Monday, October 25, 2010

FDIC called upon to put BoA into receivership

HuffPo | Charging that the ongoing foreclosure fraud epidemic is the work of precisely the same unrepentant bank officers whose fraudulent mortgage schemes crashed the financial system in the first place, two leading critics of the financial industry are calling on the FDIC to put some of the nation's biggest banks into receivership -- starting with the Bank of America -- and make them clean house.

William K. Black, a former regulator and white-collar crime expert who cracked down on massive fraud during the savings and loan scandal of the 1980s, and his fellow economics professor at the University of Missouri-Kansas City, L. Randall Wray, write in the Huffington Post that it's time to "foreclose on the foreclosure fraudsters". They write:
The lenders, officers, and professional that directed, participated in, and profited from the fraudulent loans and securities should be prevented from causing further damage to the victims of their frauds, through fraudulent foreclosures.
They argue that, far from being a coincidence, massive foreclosure fraud "is the necessary outcome of the epidemic of mortgage fraud that began early this decade." The reason for that:
The banks that are foreclosing on fraudulently originated mortgages frequently cannot produce legitimate documents... Now, only fraud will let them take the homes.
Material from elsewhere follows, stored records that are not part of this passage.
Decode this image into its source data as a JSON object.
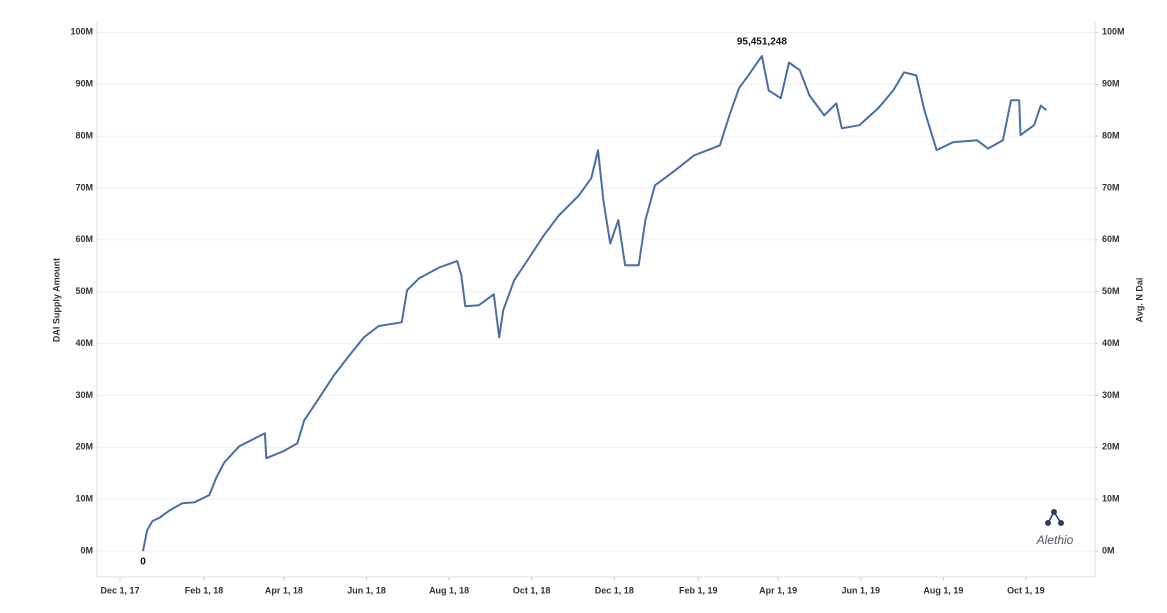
{
  "chart_data": {
    "type": "line",
    "y_label": "DAI Supply Amount",
    "y2_label": "Avg. N Dai",
    "watermark": "Alethio",
    "grid": true,
    "x": [
      "2017-12-18",
      "2017-12-21",
      "2017-12-25",
      "2017-12-30",
      "2018-01-07",
      "2018-01-16",
      "2018-01-25",
      "2018-02-05",
      "2018-02-10",
      "2018-02-16",
      "2018-02-27",
      "2018-03-08",
      "2018-03-18",
      "2018-03-19",
      "2018-04-01",
      "2018-04-11",
      "2018-04-16",
      "2018-04-27",
      "2018-05-08",
      "2018-05-19",
      "2018-05-30",
      "2018-06-10",
      "2018-06-27",
      "2018-07-01",
      "2018-07-10",
      "2018-07-25",
      "2018-08-07",
      "2018-08-10",
      "2018-08-13",
      "2018-08-23",
      "2018-09-03",
      "2018-09-07",
      "2018-09-10",
      "2018-09-18",
      "2018-09-29",
      "2018-10-10",
      "2018-10-21",
      "2018-11-05",
      "2018-11-14",
      "2018-11-19",
      "2018-11-23",
      "2018-11-28",
      "2018-12-04",
      "2018-12-09",
      "2018-12-19",
      "2018-12-24",
      "2018-12-31",
      "2019-01-15",
      "2019-01-29",
      "2019-02-17",
      "2019-02-24",
      "2019-03-03",
      "2019-03-10",
      "2019-03-20",
      "2019-03-25",
      "2019-04-03",
      "2019-04-09",
      "2019-04-17",
      "2019-04-24",
      "2019-05-05",
      "2019-05-14",
      "2019-05-18",
      "2019-05-31",
      "2019-06-14",
      "2019-06-25",
      "2019-07-03",
      "2019-07-12",
      "2019-07-18",
      "2019-07-27",
      "2019-08-08",
      "2019-08-26",
      "2019-09-03",
      "2019-09-14",
      "2019-09-20",
      "2019-09-26",
      "2019-09-27",
      "2019-10-07",
      "2019-10-12",
      "2019-10-16"
    ],
    "series": [
      {
        "name": "DAI Supply",
        "color": "#4a6fa5",
        "values": [
          0,
          4000000,
          5800000,
          6400000,
          7900000,
          9200000,
          9400000,
          10800000,
          14100000,
          17100000,
          20200000,
          21400000,
          22700000,
          17900000,
          19300000,
          20800000,
          25200000,
          29500000,
          33900000,
          37600000,
          41200000,
          43400000,
          44100000,
          50300000,
          52600000,
          54700000,
          55900000,
          53200000,
          47200000,
          47400000,
          49500000,
          41200000,
          46400000,
          52200000,
          56500000,
          60900000,
          64700000,
          68600000,
          71900000,
          77300000,
          67600000,
          59300000,
          63800000,
          55100000,
          55100000,
          63800000,
          70500000,
          73400000,
          76300000,
          78200000,
          84000000,
          89200000,
          91700000,
          95451248,
          88800000,
          87300000,
          94200000,
          92700000,
          87900000,
          84000000,
          86300000,
          81500000,
          82100000,
          85400000,
          88800000,
          92300000,
          91700000,
          85000000,
          77300000,
          78800000,
          79200000,
          77600000,
          79200000,
          86900000,
          86900000,
          80200000,
          82100000,
          85900000,
          85000000
        ],
        "value_labels": [
          "0",
          null,
          null,
          null,
          null,
          null,
          null,
          null,
          null,
          null,
          null,
          null,
          null,
          null,
          null,
          null,
          null,
          null,
          null,
          null,
          null,
          null,
          null,
          null,
          null,
          null,
          null,
          null,
          null,
          null,
          null,
          null,
          null,
          null,
          null,
          null,
          null,
          null,
          null,
          null,
          null,
          null,
          null,
          null,
          null,
          null,
          null,
          null,
          null,
          null,
          null,
          null,
          null,
          "95,451,248",
          null,
          null,
          null,
          null,
          null,
          null,
          null,
          null,
          null,
          null,
          null,
          null,
          null,
          null,
          null,
          null,
          null,
          null,
          null,
          null,
          null,
          null,
          null,
          null,
          null
        ]
      }
    ],
    "xlim": [
      "2017-11-14",
      "2019-11-21"
    ],
    "xticks": [
      {
        "value": "2017-12-01",
        "label": "Dec 1, 17"
      },
      {
        "value": "2018-02-01",
        "label": "Feb 1, 18"
      },
      {
        "value": "2018-04-01",
        "label": "Apr 1, 18"
      },
      {
        "value": "2018-06-01",
        "label": "Jun 1, 18"
      },
      {
        "value": "2018-08-01",
        "label": "Aug 1, 18"
      },
      {
        "value": "2018-10-01",
        "label": "Oct 1, 18"
      },
      {
        "value": "2018-12-01",
        "label": "Dec 1, 18"
      },
      {
        "value": "2019-02-01",
        "label": "Feb 1, 19"
      },
      {
        "value": "2019-04-01",
        "label": "Apr 1, 19"
      },
      {
        "value": "2019-06-01",
        "label": "Jun 1, 19"
      },
      {
        "value": "2019-08-01",
        "label": "Aug 1, 19"
      },
      {
        "value": "2019-10-01",
        "label": "Oct 1, 19"
      }
    ],
    "ylim": [
      -5000000,
      102000000
    ],
    "yticks": [
      {
        "value": 0,
        "label": "0M"
      },
      {
        "value": 10000000,
        "label": "10M"
      },
      {
        "value": 20000000,
        "label": "20M"
      },
      {
        "value": 30000000,
        "label": "30M"
      },
      {
        "value": 40000000,
        "label": "40M"
      },
      {
        "value": 50000000,
        "label": "50M"
      },
      {
        "value": 60000000,
        "label": "60M"
      },
      {
        "value": 70000000,
        "label": "70M"
      },
      {
        "value": 80000000,
        "label": "80M"
      },
      {
        "value": 90000000,
        "label": "90M"
      },
      {
        "value": 100000000,
        "label": "100M"
      }
    ],
    "y2lim": [
      -5000000,
      102000000
    ],
    "y2ticks": [
      {
        "value": 0,
        "label": "0M"
      },
      {
        "value": 10000000,
        "label": "10M"
      },
      {
        "value": 20000000,
        "label": "20M"
      },
      {
        "value": 30000000,
        "label": "30M"
      },
      {
        "value": 40000000,
        "label": "40M"
      },
      {
        "value": 50000000,
        "label": "50M"
      },
      {
        "value": 60000000,
        "label": "60M"
      },
      {
        "value": 70000000,
        "label": "70M"
      },
      {
        "value": 80000000,
        "label": "80M"
      },
      {
        "value": 90000000,
        "label": "90M"
      },
      {
        "value": 100000000,
        "label": "100M"
      }
    ]
  }
}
Many of the required documents do not exist, and those that do exist would provide proof of the fraud that was involved in loan origination, securitization, and marketing. This in turn would allow investors to force the banks to buy-back the fraudulent securities. In other words, to keep the investors at bay the foreclosing banks must manufacture fake documents.... Foreclosure fraud is the only thing standing between the banks and Armageddon."
So the only solution, then, is new management. "We should remove the senior leadership of the banks and replace them with experienced bankers with a reputation for integrity and competence, i.e., the honest officers that quit or were fired because they refused to engage in fraud," Black and Wray write.

They suggest starting with Bank of America, which they call "a 'vector' spreading the mortgage fraud epidemic throughout much of the Western world."

Looming large among Bank of America's sins is its purchase of mortgage giant Countrywide Financial long after it became clear that the company had engaged in massive fraud.

Even the extremely slow-to-anger New York Fed, which bought billions of securitized mortgages that Bank of America improperly represented as fully documented and conforming to underwriting standards, is now demanding that it buy some of them back.